Much of what we’ve done thus far has been intended to imprint on our minds a picture of Jerusalem and the surrounding area so when we read the Bible we can visual what we are reading. It’s working.
Last night, now familiar with the surroundings, I spent two hours reading the New Testament narrative, from the Last Supper to Jesus’ trial at Caiaphas’s house. I couldn’t put it down now that I could visualize the places as I read.
Mid-morning found us at Yad Vashem (the Holocaust Museum). Arie gave us a guided tour of the museum, sprinkled with stories he had heard from his father-in-law, who had survived a concentration camp as a fourteen-year old boy, immigrated to Israel and later became a Christian.
After a boxed lunch in a park, we stopped for some brief shopping at a souvenir and antiquities shop. I resisted the urge to buy a shofar, remembering the very clear instructions of my church’s A/V Director that I not return from Israel “weird.”

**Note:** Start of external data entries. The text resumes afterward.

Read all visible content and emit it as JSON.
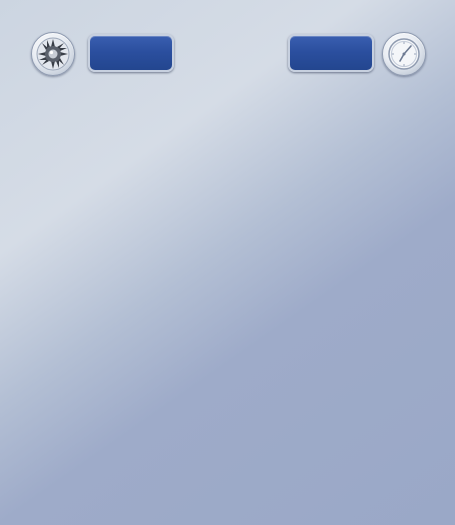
{
  "toolbar": {
    "left_icon": "settings-gear-icon",
    "left_button_label": "",
    "right_button_label": "",
    "right_icon": "clock-icon"
  },
  "colors": {
    "button_blue": "#2b4f9f",
    "background_light": "#d5dce6",
    "background_dark": "#9aa8c7"
  }
}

Actually, he’ll be glad to know I was not tempted at all. Instead I was jokingly goading others in our group to ask the proprietor whether he had any special “relics” in a back room.
We spent the balance of the afternoon at the Herodium, a first century fortress/palace built by Herod the Great on top of a mountain, a mountain also built by Herod the Great.
The Herodium is located in the West Bank (Palestinian occupied territory), 7.5 miles south of Jerusalem. This man-made mountain can be seen from Jerusalem, and from it one can see Bethlehem to the west, the desert and Dead Sea to the east and Jerusalem to the north.
As the wife noted, the view is so clear, Herod could probably have seen the magi’s caravan rolling into Bethlehem from this vantage point.
On top of the mountain, Arie gave us a teaching from Amos made more vivid from Arie’s extensive knowledge of the Jewish culture and our perch on top this man-made mountain.
Kind of ironic, isn’t it, that a mountain built by a man who tried to kill Jesus, would provide a place from which we could see Jesus more clearly–just more great writing from the Great Auteur of history.